By today's standards Oklahoma City bomber Timothy McVeigh would fit in well with the alt-right. Twenty-three years later, to the day, some even consider McVeigh to be a hero for killing 168 people, including 19 children.


In a Buffalo News report, alt-right members have been praising McVeigh and like him, they fit into the mold of a lone wolf. Most recently, Jerry Drake Varnell was arrested for attempting to reenact the OKC bombing at a bank just blocks from where the Alfred P. Murrah federal building once stood.

"What happened in Oklahoma City was not an attack on America, it was retaliation," Varnell said last year prior to his trek to the city in what he thought was a vehicle bomb. "Retaliation against the freedoms that have been taken away from the American people."

The Southern Poverty Law Center reported at least three people arrested in 2017 said that they admired the Oklahoma City bomber.
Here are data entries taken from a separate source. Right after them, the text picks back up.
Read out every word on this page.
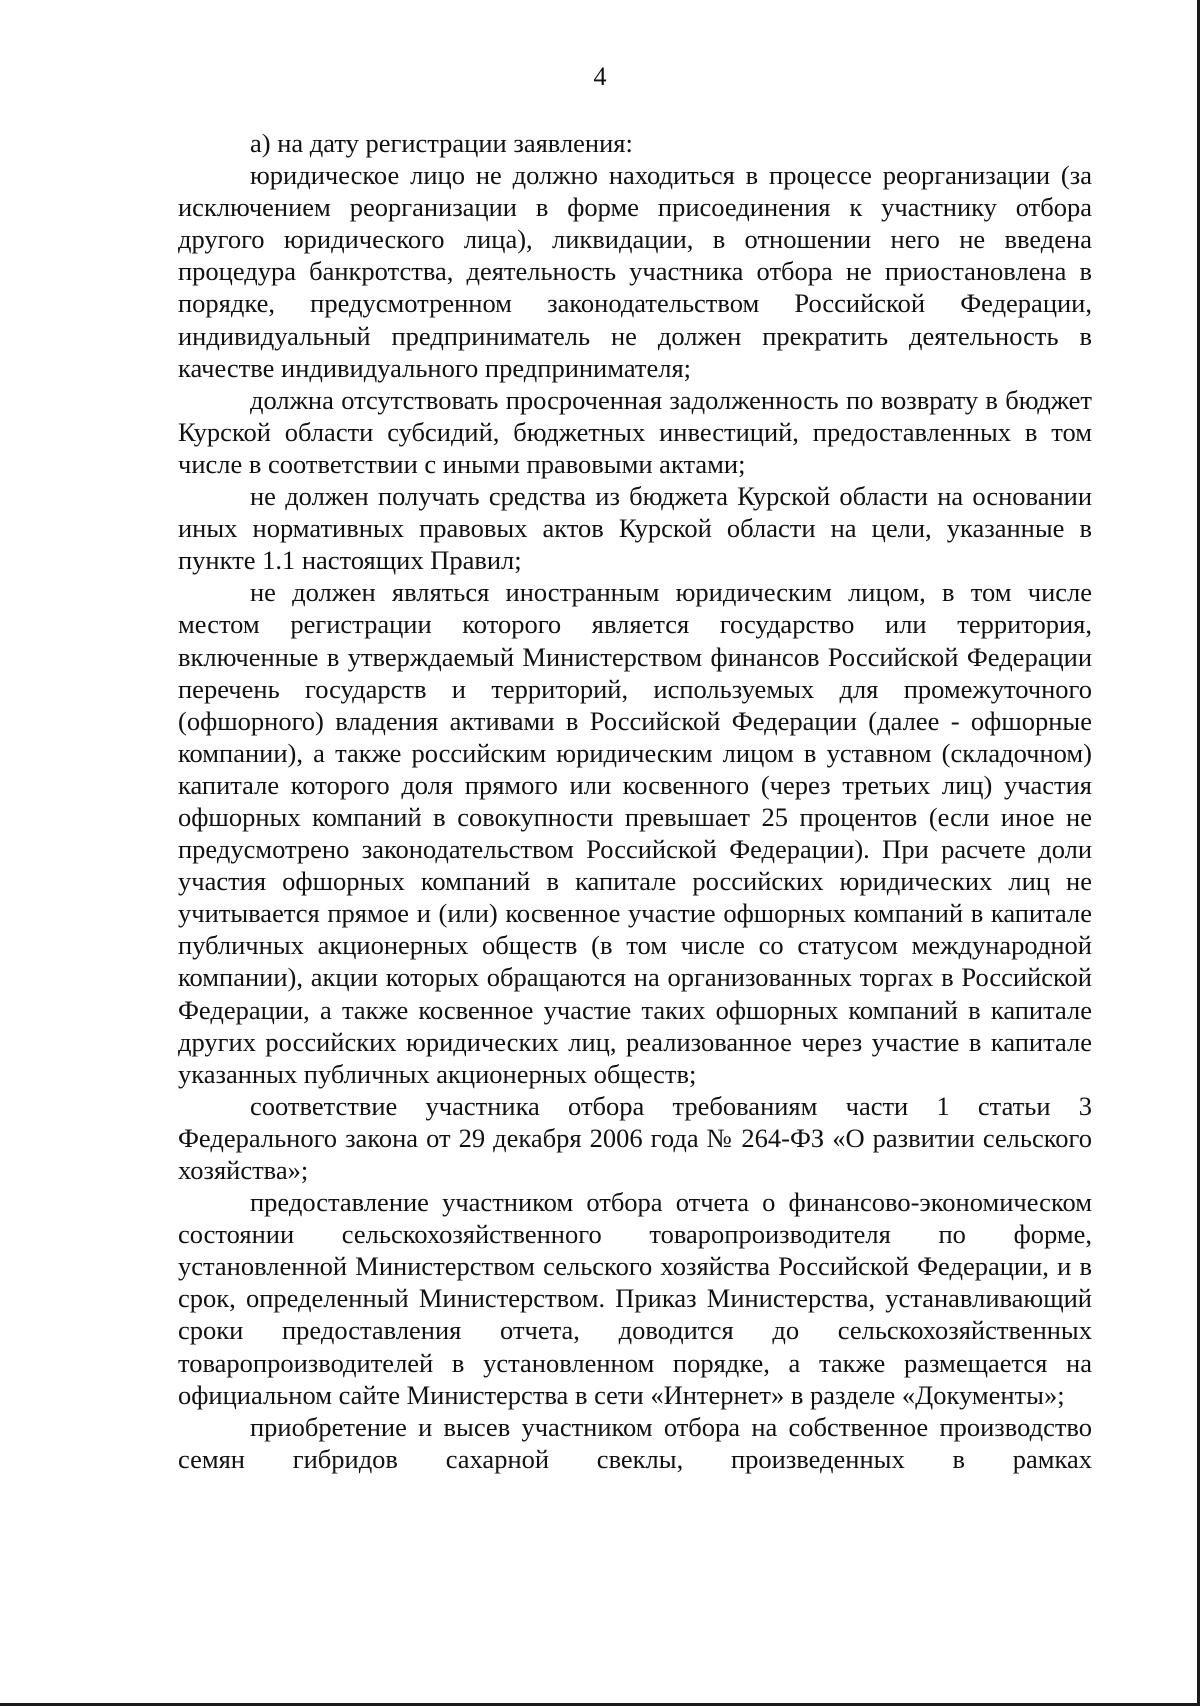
4

а) на дату регистрации заявления:

юридическое лицо не должно находиться в процессе реорганизации (за исключением реорганизации в форме присоединения к участнику отбора другого юридического лица), ликвидации, в отношении него не введена процедура банкротства, деятельность участника отбора не приостановлена в порядке, предусмотренном законодательством Российской Федерации, индивидуальный предприниматель не должен прекратить деятельность в качестве индивидуального предпринимателя;

должна отсутствовать просроченная задолженность по возврату в бюджет Курской области субсидий, бюджетных инвестиций, предоставленных в том числе в соответствии с иными правовыми актами;

не должен получать средства из бюджета Курской области на основании иных нормативных правовых актов Курской области на цели, указанные в пункте 1.1 настоящих Правил;

не должен являться иностранным юридическим лицом, в том числе местом регистрации которого является государство или территория, включенные в утверждаемый Министерством финансов Российской Федерации перечень государств и территорий, используемых для промежуточного (офшорного) владения активами в Российской Федерации (далее - офшорные компании), а также российским юридическим лицом в уставном (складочном) капитале которого доля прямого или косвенного (через третьих лиц) участия офшорных компаний в совокупности превышает 25 процентов (если иное не предусмотрено законодательством Российской Федерации). При расчете доли участия офшорных компаний в капитале российских юридических лиц не учитывается прямое и (или) косвенное участие офшорных компаний в капитале публичных акционерных обществ (в том числе со статусом международной компании), акции которых обращаются на организованных торгах в Российской Федерации, а также косвенное участие таких офшорных компаний в капитале других российских юридических лиц, реализованное через участие в капитале указанных публичных акционерных обществ;

соответствие участника отбора требованиям части 1 статьи 3 Федерального закона от 29 декабря 2006 года № 264-ФЗ «О развитии сельского хозяйства»;

предоставление участником отбора отчета о финансово-экономическом состоянии сельскохозяйственного товаропроизводителя по форме, установленной Министерством сельского хозяйства Российской Федерации, и в срок, определенный Министерством. Приказ Министерства, устанавливающий сроки предоставления отчета, доводится до сельскохозяйственных товаропроизводителей в установленном порядке, а также размещается на официальном сайте Министерства в сети «Интернет» в разделе «Документы»;

приобретение и высев участником отбора на собственное производство семян гибридов сахарной свеклы, произведенных в рамках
A member of the neo-Nazi website Daily Stormer even proposed building a memorial to the convicted mass murder, who was put to death on June 11, 2001.

“Think of it, a gigantic bronze statue of Timothy McVeigh poised triumphantly atop a Ryder truck," wrote Daily Stormer webmaster Andrew "Weev" Auernheimer, who considers himself a neo-Nazi instead of a member of the alt-right.

“I am not joking,” Auernheimer added. “This should be done. Imagine how angry it would make people.”

In addition to Varnell, The SPLC noted police in Tampa investigated Brandon Russell for a double murder involving a neo-Nazi last year. He possessed the same bomb-making materials that McVeigh used more than two decades ago.

A Pennsylvania Bryan Moles was arrested in Washington, D.C. with an assault rifle, handgun and 90 rounds of ammunition at the Trump Hotel. He told an FBI informant he “wanted to be like Timothy McVeigh."

In the past year, Jeremy Christian was also another anti-government white supremacists, who supported McVeigh. He was charged with murder after slashing the throats of two men who were trying to help two Muslim women Christian was harassing on an Oregon commuter train.

“May all the Gods Bless Timothy McVeigh — a TRUE PATRIOT!!!” he posted on Facebook.

While there haven't been any knowingly McVeigh-inspired terrorists arrested this year, one anti-government activist, reminiscent of him, is running for governor in Nevada.

Norm Olson, one of the Bundy's supporters, said he had a message for members of Congress: “Timothy McVeigh DIED FOR YOUR SINS!!!!!!!!!”

The Buffalo News cited psychology professor Tom Pyszczynski explained that it is clear racists and anti-government activists have felt emboldened since President Donald Trump took office.

"It's not that many people, but it's hard to tell how many because they usually don't go public except in the fringe groups they belong to," he said.